Slightly out of the "farm tractor" category, but looking for a USED diesel 72" or 84" diesel mowing tractor to leave in a customers barn and cut about 6 acres of grass about every week. Will also use the 3pt with bale spear to retrieve round bales from inside low ceiling barn.

Must be diesel, 4WD (for mowing slopes and banks), hydro

DO NOT want a zero turn or a pull type finish mower

Budget $7,500

Would like traditional tractor w/ 3 point & rear PTO, but also considering front mount.

Higher hours OK since only being used 3-4 hours per week.

So far I have found:

1. JD-4200 1100 hours 72" deck 4WD hydro $7,500 good cond. Stored inside only 26HP. May get bogged down in real tall grass.

2. New Holland MC 35 72' deck, 4WD hydro, front style mower- also includes PTO broom and snowplow $6,800 avg cond I like this because mower may be easier to access blades and clean mower deck. However cant get bales from barn unless I fab-up a Farmboy UTV 3 point.

Would love an 84" mower, but rare as hens teeth.

Anyone have such a tractor for sale, or know where one is for sale?

Also, any general thoughts or opinions?


----------



## rjmoses (Apr 4, 2010)

If you're considering the JD 4xxx series compact tractors, make sure you have weights or fluid in the tires.

I have a JD 4710 and it gets awfully squirrelly on hillsides. I've been on 3 wheels more times than I care to admit. That short wheelbase and light chassis make for a deadly combination.

Ralph


----------



## mlappin (Jun 25, 2009)

JD3430 said:


> So far I have found:
> 
> 1. JD-4200 1100 hours 72" deck 4WD hydro $7,500 good cond. Stored inside only 26HP. May get bogged down in real tall grass.
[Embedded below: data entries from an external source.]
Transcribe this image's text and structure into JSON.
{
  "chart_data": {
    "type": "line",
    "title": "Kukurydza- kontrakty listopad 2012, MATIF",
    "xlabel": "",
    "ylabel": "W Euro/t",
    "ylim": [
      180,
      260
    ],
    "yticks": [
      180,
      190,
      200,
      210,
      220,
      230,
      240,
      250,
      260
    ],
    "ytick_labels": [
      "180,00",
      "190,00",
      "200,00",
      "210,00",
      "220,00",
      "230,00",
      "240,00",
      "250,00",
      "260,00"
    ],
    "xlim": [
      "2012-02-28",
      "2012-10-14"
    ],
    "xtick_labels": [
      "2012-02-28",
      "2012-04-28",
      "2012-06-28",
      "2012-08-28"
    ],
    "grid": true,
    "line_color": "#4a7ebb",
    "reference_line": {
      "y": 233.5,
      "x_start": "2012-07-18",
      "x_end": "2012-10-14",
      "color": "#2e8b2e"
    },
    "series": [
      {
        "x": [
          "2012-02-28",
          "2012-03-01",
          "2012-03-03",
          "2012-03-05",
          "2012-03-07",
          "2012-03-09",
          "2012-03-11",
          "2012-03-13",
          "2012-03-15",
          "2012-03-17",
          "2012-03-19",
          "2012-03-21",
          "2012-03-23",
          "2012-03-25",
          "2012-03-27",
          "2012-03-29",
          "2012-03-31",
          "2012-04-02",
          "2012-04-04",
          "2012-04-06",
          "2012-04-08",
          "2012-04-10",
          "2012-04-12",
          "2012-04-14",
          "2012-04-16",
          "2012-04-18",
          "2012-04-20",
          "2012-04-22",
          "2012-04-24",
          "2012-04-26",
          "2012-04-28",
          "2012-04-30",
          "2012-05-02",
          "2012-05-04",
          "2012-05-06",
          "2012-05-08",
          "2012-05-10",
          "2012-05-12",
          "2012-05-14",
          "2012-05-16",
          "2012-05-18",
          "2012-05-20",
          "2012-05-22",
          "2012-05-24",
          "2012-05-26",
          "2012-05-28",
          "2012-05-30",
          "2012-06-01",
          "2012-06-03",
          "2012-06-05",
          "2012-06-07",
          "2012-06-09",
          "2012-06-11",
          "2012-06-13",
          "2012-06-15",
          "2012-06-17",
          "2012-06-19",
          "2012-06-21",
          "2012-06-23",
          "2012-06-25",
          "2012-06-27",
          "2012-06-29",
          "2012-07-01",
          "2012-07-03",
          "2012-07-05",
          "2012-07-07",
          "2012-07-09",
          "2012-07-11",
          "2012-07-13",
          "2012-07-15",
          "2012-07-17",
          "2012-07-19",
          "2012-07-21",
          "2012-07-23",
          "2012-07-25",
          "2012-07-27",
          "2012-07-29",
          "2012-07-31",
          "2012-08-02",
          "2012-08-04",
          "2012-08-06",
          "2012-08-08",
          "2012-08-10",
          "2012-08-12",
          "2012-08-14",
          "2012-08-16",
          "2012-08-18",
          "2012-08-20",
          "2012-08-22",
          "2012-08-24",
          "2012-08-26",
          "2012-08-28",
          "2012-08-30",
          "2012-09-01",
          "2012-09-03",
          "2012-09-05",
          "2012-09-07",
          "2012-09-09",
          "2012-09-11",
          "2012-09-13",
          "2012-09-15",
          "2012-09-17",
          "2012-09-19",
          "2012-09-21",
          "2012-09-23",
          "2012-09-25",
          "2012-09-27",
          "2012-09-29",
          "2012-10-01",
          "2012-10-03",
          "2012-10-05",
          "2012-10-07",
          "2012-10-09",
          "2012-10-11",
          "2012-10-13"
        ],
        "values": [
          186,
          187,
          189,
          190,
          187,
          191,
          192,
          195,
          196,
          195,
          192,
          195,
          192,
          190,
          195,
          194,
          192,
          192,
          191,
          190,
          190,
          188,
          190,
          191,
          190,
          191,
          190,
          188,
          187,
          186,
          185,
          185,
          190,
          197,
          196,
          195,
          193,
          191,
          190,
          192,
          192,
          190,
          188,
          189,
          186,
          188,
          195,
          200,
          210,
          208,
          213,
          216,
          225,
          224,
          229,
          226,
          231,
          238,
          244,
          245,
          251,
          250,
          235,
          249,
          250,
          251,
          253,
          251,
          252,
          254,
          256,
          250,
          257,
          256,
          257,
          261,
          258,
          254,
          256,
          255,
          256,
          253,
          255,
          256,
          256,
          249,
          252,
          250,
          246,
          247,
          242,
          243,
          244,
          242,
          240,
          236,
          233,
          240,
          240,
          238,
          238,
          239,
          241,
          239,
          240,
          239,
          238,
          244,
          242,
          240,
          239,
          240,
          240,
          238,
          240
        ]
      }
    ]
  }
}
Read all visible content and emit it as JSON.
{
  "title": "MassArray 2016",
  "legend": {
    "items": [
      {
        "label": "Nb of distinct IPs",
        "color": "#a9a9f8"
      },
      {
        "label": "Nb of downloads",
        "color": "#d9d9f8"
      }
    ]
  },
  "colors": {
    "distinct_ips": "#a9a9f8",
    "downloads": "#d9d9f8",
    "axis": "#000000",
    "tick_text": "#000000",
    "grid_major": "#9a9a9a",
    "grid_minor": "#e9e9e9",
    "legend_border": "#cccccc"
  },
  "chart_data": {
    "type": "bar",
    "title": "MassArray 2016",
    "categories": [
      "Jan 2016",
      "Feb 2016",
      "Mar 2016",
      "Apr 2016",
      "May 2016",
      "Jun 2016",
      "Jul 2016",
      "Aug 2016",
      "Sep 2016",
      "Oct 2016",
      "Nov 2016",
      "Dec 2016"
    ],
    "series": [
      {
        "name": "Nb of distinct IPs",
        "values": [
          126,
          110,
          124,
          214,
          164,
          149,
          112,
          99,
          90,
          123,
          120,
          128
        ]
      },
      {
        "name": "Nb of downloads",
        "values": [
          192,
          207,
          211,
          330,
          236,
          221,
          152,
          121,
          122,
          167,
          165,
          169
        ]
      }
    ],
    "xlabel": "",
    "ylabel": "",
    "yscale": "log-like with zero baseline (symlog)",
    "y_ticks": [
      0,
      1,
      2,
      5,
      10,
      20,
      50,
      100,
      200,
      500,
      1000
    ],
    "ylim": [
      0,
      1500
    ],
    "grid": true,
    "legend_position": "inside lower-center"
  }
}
Yep, I have a Woods ZTR with a 61" deck and a 23-24hp Kubota and it does bog down in taller grass. Wishing it had at least 30hp. Bad Boyz had a 60" or 72" ZTR with a 36HP Cat.


----------



## JD3430 (Jan 1, 2012)

Well after a few weeks, I have basically been talked into a diesel zero turn.

Looking at used Kubota ZD28's with 72" deck and other similar models

Somehow down the road I think I might miss the subcompact versatility, but the chances of that are overwhelmed by the speed of the zero turn.

Any brand or model recommendations appreciated


----------



## cjsr8595 (Jul 7, 2014)

I have a Kubota ZD 326 with a 60" deck, it has been a great machine. It replaced a ZD28. I would look at the 3 number model years, the 326 or 328, they have better hydraulic pumps. Some of the early 28 and 31 had a pump issue if i remember correctly.

I know a farm that mowes grass in christmas tree blocks with a 326, its been through hell and back and keeps on going. I would highly recommend a Kubota ZD series.


----------



## JD3430 (Jan 1, 2012)

Picking up a used ZD331 diesel 72" deck tomorrow. They took my little BX2200 in as a trade.


----------



## slowzuki (Mar 8, 2011)

Nice, I’ve been trying to snag a Gf1800 with 4wd for a few years to do 3 properties with. Hard to find a cheap and clean one.


----------



## JD3430 (Jan 1, 2012)

slowzuki said:


> Nice, I've been trying to snag a Gf1800 with 4wd for a few years to do 3 properties with. Hard to find a cheap and clean one.


It is hard to find these used, cheap and clean. I probably could have found a better deal, but grass is already starting to grow here and the guy selling it is a dealer I've bought equipment from before and I trust. He fully serviced it, all fluids and filters. Replaced a bent fender. Also, he sold them new to previous owner. I'm also picking up a used Deere 1565 in about a month. Want to have 2 machines running at same time and to serve as a backup. 
I've had 2 large HOAs asking me to cut their common area lawns for years. I already bale hay off their fields and they trust me, so I guess I'm "in". 
It will give my son a perfect summer job and leave him free time to enjoy some time away from college and lacrosse.

I bet the next thing will be asking for snow plowing, too.

Quick update: I mowed my property with it the other day and cannot believe how fast it mows. The 31HP diesel just laughs at hills and tall grass


----------